A. Large and giant breeds all have problems as they age, including cruciate rupture, hip dysplasia, etc. We're seeing a whole
new realm of injuries that probably existed to some degree before. However, with better diagnostic techniques, such as MRIs,
we can identify more soft-tissue disease in agility dogs for example. The possibilities for medical treatment are increasing.
Q. What are some of the most significant benefits of physical therapy?
A. Some immediate benefits are reduced pain, earlier and better use of the limb and fewer deleterious changes, such as bone
atrophy or weakening of ligaments and tendons. All of these issues are prominent without rehabilitation and can be devastating.
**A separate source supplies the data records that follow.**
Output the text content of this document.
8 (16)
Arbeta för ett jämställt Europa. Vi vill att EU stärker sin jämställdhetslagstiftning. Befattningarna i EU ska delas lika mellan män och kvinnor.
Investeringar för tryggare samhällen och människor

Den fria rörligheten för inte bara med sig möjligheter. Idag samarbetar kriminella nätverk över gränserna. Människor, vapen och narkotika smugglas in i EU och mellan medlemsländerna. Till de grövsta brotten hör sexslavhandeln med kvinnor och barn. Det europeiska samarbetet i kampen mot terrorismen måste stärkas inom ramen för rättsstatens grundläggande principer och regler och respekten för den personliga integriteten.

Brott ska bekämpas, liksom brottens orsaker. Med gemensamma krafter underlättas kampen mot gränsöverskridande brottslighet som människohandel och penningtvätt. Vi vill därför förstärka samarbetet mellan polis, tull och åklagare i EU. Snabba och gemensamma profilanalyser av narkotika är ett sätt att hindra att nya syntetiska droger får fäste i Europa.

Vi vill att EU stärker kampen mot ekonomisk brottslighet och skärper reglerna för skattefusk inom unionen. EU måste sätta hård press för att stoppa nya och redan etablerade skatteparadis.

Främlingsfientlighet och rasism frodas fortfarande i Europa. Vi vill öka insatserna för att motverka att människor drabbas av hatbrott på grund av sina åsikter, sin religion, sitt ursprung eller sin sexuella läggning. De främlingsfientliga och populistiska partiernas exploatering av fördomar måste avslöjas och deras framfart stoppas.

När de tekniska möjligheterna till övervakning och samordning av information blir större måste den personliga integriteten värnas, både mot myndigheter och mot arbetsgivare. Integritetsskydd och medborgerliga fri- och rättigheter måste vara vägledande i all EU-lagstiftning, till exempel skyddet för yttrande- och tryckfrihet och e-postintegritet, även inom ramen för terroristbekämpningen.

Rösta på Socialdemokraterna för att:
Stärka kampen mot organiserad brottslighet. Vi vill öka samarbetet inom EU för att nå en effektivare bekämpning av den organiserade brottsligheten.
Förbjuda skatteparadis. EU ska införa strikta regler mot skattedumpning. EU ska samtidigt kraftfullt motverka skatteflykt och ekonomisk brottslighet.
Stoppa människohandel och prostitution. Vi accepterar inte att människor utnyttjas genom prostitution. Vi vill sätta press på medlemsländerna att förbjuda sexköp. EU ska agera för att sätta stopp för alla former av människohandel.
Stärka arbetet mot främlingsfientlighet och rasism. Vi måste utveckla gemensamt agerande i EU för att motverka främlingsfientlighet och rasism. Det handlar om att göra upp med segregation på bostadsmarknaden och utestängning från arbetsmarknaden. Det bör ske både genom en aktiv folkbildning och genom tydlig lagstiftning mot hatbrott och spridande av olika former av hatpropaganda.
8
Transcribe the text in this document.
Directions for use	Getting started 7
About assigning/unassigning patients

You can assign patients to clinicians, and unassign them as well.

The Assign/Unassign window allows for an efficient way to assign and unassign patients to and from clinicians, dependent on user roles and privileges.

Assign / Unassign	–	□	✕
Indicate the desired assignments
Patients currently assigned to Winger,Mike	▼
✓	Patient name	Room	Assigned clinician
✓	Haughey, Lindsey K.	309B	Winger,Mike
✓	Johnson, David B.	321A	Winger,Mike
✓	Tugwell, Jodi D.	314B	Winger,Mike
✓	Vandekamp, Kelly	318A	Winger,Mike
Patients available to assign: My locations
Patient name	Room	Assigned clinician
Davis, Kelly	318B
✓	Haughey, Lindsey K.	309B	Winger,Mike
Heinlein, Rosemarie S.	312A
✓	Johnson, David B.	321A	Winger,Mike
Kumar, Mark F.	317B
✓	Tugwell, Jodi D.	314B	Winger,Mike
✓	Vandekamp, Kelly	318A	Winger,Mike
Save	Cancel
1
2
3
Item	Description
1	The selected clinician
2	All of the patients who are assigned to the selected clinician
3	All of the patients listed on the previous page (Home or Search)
Prevention is key with recovery. You want to improve limb use and improve function, and the amount of activity is key to these
More practitioners are beginning to realize the benefits of such therapy. Also, from a consumer standpoint, the popular press
and magazines are realizing that more of this therapy is being done on behalf of animals. As a result, more consumers are
asking the practitioner, "What about rehabilitation?" Many have had rehab themselves, and it makes sense to them.
Q. Any other comments?
A. In terms of education, I'd like to mention that the University of Tennessee has a certificate program in canine rehabilitation
that veterinarians, veterinary technicians and physical therapists can go through to gain more education on the modality.